“How do you know you won’t like it if you don’t try it?”
And she was right many times, save one or two occasions (the most memorable of these two was a rat-turd-like morsel she had once cooked). You never know if you’ll like it.
Which brings us to the title of this blog post. People out there are constantly judging people and books by their covers. If you judge a book or (a person) by the cover, you don’t really know what you’re missing.
For instance; people in Venezuela, particularly women, look at me in distrust on sight. It’s no wonder; Venezuelans are of mixed race but the main roots of this melting pot digs deep into black and native aboriginal ancestry. To see a white dude like me mingling with them will certainly bring a lot of distrust and even hatred. But the local women are the ones that don’t know what they’re missing. I may be a white, ugly mofo, but I’m also a gentle lover and sort of supportive guy; the kind of man that stays home, cooks and does the dishes. I may even change the diapers if there are plenty gas masks lying around.
I, instead, like to hang around people some time to make a judgment.
But let me tell you about the one time I made the mistake of judging something before trying it once, for fairness’ sake.
It was a computer game. Its name was Betrayal at Krondor, a RPG based on the book series of the same name. It was supposed to be a groundbreaking PC game, and one of the mistakes some of the marketing guys behind it was compare it with the Flight Simulator of Computer Role Playing Games. This completely turned me off. And most probably many more people out there. I grew accustomed to the idea of moving square by square in the dungeons portrayed on my PC screen, and the idea of mixing my favored PC game genre gameplay with Flight Simulator mechanics (FS, of all games!) really got me nauseated.
I saw the screenshots, read the reviews and it was true; you moved through the game as the accursed plane in Flight Simulator. So I ended up never playing the game.
Years later, a free copy of that game landed on my lap. I said to myself… “what the heck?”
It was a free game and I was a bit curious. I installed it…. And oh, my… was I surprised!
I recall now that I spent the next fifty hours glued to that game, playing in 8-hour stretches at a time, completely enthralled by the tale it told.

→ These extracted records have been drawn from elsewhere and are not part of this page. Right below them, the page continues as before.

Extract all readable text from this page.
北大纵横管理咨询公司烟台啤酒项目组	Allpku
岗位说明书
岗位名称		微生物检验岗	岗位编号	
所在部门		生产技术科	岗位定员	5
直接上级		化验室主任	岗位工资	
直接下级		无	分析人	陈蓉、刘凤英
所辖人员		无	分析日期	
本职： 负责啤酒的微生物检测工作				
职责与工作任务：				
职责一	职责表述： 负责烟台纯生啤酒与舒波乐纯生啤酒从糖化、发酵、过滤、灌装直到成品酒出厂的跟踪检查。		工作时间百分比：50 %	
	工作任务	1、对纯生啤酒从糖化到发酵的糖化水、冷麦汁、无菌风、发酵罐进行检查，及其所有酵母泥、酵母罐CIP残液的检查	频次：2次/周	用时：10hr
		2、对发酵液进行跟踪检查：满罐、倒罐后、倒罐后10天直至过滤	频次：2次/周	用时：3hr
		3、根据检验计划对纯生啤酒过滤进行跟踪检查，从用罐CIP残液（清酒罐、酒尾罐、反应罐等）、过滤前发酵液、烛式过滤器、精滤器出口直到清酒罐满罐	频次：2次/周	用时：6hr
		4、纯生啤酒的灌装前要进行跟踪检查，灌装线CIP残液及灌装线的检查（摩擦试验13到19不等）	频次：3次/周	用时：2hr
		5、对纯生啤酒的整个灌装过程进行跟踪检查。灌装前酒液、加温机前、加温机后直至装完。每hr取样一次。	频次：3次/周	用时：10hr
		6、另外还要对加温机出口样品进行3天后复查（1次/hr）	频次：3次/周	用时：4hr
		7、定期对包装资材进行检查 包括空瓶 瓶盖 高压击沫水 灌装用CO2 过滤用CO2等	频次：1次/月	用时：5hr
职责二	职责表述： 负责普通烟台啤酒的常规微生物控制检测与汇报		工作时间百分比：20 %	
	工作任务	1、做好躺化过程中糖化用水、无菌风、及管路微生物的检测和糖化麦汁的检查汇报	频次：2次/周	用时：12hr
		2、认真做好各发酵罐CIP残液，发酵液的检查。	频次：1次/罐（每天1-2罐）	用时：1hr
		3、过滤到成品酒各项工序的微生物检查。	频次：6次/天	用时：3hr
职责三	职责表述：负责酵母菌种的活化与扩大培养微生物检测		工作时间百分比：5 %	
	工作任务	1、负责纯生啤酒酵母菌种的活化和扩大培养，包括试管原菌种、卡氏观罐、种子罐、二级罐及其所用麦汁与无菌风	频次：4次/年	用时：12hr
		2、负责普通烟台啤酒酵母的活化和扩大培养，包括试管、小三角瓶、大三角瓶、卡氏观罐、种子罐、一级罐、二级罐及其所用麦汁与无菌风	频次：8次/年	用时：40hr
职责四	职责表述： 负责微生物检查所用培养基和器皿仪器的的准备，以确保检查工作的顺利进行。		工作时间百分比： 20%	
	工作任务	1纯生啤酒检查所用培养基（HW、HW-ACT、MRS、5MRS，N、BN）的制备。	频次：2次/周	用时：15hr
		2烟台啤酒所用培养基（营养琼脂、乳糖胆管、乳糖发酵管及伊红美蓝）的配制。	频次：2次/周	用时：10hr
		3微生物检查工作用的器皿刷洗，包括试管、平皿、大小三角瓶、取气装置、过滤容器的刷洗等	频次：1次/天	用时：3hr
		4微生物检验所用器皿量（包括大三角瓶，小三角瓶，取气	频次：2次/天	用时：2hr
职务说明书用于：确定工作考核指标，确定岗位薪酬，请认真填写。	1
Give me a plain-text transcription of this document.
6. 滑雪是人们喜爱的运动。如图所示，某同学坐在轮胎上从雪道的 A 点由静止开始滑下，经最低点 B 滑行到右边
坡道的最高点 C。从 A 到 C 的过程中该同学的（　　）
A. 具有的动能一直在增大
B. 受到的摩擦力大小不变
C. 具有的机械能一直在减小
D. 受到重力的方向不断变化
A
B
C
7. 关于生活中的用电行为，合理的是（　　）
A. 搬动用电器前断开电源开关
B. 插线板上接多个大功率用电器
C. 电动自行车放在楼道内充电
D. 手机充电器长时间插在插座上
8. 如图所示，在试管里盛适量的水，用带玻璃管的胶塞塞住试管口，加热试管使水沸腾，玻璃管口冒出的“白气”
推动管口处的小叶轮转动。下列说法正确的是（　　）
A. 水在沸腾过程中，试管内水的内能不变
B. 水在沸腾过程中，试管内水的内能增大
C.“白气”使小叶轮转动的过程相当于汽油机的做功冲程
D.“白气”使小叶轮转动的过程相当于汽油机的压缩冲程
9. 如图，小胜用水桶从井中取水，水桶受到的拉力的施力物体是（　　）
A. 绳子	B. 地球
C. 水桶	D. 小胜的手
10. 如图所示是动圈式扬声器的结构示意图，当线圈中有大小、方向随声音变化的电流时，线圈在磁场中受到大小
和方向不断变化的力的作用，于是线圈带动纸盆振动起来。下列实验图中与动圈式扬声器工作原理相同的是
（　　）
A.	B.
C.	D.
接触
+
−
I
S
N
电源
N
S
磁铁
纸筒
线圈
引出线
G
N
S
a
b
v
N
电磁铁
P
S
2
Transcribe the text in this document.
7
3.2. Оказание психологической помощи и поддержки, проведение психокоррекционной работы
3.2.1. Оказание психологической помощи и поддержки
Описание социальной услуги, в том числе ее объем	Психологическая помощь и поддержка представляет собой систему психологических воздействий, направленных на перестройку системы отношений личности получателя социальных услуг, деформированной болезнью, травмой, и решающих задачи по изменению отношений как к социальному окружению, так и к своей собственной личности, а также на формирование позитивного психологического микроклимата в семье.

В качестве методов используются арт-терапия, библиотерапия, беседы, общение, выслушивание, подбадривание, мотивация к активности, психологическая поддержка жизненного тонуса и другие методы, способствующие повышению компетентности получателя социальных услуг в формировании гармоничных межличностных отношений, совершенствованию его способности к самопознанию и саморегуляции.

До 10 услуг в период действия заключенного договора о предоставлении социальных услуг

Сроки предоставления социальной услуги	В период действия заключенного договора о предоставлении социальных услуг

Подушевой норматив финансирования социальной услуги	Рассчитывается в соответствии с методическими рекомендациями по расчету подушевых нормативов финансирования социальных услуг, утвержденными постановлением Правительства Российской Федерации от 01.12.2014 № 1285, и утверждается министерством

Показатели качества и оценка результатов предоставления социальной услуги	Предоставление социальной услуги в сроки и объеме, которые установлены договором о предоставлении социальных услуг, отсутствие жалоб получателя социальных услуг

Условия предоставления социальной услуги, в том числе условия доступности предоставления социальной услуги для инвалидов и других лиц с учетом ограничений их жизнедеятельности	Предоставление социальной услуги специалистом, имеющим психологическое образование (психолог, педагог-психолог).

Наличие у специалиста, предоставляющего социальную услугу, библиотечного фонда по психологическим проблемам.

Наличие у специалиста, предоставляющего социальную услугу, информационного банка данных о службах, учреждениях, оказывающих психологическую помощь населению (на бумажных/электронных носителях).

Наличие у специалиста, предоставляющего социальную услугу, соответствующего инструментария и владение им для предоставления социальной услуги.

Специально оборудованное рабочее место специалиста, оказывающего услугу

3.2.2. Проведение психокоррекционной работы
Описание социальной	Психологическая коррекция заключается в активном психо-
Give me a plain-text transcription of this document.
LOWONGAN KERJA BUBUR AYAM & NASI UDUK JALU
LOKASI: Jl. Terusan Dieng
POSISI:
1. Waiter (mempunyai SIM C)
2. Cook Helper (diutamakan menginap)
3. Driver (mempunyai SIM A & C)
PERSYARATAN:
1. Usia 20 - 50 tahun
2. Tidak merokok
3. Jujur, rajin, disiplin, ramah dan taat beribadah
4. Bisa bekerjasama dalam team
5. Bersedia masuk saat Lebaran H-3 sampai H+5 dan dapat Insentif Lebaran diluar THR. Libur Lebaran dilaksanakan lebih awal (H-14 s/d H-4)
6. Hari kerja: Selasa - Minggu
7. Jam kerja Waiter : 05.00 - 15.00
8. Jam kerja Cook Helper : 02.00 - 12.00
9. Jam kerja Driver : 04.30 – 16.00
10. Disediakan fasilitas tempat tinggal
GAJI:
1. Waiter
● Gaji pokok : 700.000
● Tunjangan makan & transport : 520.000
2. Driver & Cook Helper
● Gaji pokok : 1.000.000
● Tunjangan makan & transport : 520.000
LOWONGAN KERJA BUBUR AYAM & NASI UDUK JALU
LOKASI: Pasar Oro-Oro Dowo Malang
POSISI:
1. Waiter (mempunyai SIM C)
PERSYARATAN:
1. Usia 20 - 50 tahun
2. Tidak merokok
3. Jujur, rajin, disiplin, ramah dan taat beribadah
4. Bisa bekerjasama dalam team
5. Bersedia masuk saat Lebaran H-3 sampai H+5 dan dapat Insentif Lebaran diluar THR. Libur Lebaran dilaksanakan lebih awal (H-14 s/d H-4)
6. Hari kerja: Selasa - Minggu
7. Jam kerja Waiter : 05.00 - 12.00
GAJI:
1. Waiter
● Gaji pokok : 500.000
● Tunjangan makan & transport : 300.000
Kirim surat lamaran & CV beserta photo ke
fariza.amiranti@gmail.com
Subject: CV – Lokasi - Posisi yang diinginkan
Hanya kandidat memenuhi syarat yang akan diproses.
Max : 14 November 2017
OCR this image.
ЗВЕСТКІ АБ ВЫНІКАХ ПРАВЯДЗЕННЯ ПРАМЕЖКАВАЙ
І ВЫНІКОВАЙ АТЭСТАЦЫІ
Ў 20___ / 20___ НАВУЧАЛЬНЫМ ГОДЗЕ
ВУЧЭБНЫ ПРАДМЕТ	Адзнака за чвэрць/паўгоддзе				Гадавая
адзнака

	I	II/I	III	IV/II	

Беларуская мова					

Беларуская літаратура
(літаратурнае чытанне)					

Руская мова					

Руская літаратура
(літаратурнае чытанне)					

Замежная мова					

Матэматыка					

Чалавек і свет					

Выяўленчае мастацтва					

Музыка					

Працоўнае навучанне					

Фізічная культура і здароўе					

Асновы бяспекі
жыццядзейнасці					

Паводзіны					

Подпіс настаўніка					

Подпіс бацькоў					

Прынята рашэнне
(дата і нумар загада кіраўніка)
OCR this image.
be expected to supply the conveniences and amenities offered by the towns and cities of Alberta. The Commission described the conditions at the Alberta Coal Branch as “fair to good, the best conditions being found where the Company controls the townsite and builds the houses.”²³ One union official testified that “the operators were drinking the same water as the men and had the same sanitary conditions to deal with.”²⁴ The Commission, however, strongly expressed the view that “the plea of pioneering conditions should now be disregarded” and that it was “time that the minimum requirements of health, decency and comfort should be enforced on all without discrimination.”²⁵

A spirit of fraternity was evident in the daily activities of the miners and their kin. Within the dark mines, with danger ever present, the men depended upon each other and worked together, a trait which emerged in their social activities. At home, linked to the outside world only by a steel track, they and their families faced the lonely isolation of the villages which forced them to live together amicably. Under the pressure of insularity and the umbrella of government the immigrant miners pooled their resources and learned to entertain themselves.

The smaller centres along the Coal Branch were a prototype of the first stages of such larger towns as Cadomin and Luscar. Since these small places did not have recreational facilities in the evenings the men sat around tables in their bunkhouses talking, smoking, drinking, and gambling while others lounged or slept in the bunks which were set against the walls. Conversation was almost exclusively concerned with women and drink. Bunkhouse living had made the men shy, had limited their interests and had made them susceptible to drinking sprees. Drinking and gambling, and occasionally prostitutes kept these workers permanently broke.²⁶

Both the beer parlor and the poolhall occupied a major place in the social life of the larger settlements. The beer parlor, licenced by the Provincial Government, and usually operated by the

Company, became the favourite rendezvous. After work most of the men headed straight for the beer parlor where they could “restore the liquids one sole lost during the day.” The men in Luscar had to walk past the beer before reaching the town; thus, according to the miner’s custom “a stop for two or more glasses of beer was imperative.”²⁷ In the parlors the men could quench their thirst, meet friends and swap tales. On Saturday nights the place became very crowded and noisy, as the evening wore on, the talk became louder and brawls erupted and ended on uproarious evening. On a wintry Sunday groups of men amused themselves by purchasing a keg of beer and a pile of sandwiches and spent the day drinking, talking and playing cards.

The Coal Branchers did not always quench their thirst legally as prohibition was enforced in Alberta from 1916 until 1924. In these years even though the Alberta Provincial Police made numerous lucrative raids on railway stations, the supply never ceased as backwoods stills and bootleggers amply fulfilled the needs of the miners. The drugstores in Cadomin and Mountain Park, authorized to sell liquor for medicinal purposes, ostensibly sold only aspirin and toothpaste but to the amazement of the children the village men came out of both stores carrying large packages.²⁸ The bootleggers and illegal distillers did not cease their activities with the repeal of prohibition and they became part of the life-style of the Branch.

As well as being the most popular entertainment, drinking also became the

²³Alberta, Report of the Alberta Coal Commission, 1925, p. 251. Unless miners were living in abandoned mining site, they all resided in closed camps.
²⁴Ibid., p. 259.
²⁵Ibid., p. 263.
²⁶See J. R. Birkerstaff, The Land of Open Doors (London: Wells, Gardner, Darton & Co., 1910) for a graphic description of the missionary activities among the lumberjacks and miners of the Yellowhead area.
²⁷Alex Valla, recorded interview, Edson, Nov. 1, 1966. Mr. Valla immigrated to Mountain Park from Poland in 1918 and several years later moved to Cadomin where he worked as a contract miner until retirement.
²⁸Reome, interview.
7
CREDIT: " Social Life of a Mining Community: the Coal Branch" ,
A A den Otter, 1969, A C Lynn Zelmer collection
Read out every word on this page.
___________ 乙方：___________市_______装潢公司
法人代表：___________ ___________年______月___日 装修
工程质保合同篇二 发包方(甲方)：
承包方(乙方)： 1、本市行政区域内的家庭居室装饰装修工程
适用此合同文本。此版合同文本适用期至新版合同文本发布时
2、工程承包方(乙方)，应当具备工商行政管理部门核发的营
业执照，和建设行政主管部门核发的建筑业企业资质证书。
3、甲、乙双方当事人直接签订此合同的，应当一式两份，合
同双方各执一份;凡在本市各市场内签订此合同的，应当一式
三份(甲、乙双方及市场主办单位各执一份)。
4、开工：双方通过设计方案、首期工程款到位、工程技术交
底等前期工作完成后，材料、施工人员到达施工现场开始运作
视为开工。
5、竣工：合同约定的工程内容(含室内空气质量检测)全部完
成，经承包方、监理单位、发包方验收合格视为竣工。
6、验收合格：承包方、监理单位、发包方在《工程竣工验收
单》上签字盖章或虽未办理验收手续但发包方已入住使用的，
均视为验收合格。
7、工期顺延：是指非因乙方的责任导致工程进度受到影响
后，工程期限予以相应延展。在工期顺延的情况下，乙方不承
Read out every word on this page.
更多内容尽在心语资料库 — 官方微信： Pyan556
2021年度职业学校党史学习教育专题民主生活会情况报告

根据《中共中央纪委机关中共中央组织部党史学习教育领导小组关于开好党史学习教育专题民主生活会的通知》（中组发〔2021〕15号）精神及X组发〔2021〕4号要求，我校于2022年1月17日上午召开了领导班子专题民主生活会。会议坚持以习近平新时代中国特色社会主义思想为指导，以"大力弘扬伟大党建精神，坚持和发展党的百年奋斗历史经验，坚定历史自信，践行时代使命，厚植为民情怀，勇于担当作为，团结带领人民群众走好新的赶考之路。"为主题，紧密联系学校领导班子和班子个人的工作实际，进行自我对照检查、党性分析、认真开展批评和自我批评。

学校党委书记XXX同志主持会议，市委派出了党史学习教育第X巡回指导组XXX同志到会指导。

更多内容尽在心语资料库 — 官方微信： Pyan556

When I finished (saying wow! if memory serves right) I replayed the damn thing for the next 100 hours, trying to find every single thing I may have missed during my first pass.
I regretted my original decision, imagining how many hours of pleasure I could have extracted from that game if I had made the right approach the first time, giving it a chance before damning it. Now, talk about making a fantastically stupid error based on the wrong presumption of saying “I don’t like this… even without trying it first..”.
Don’t do that. Many indie writers are being damned just because of a badly made cover or a poorly written book blurb. Don’t be a stupid reader. Give every book its proper chance.
That’s what Sampling is for in Amazon’s Kindle and at Smashwords.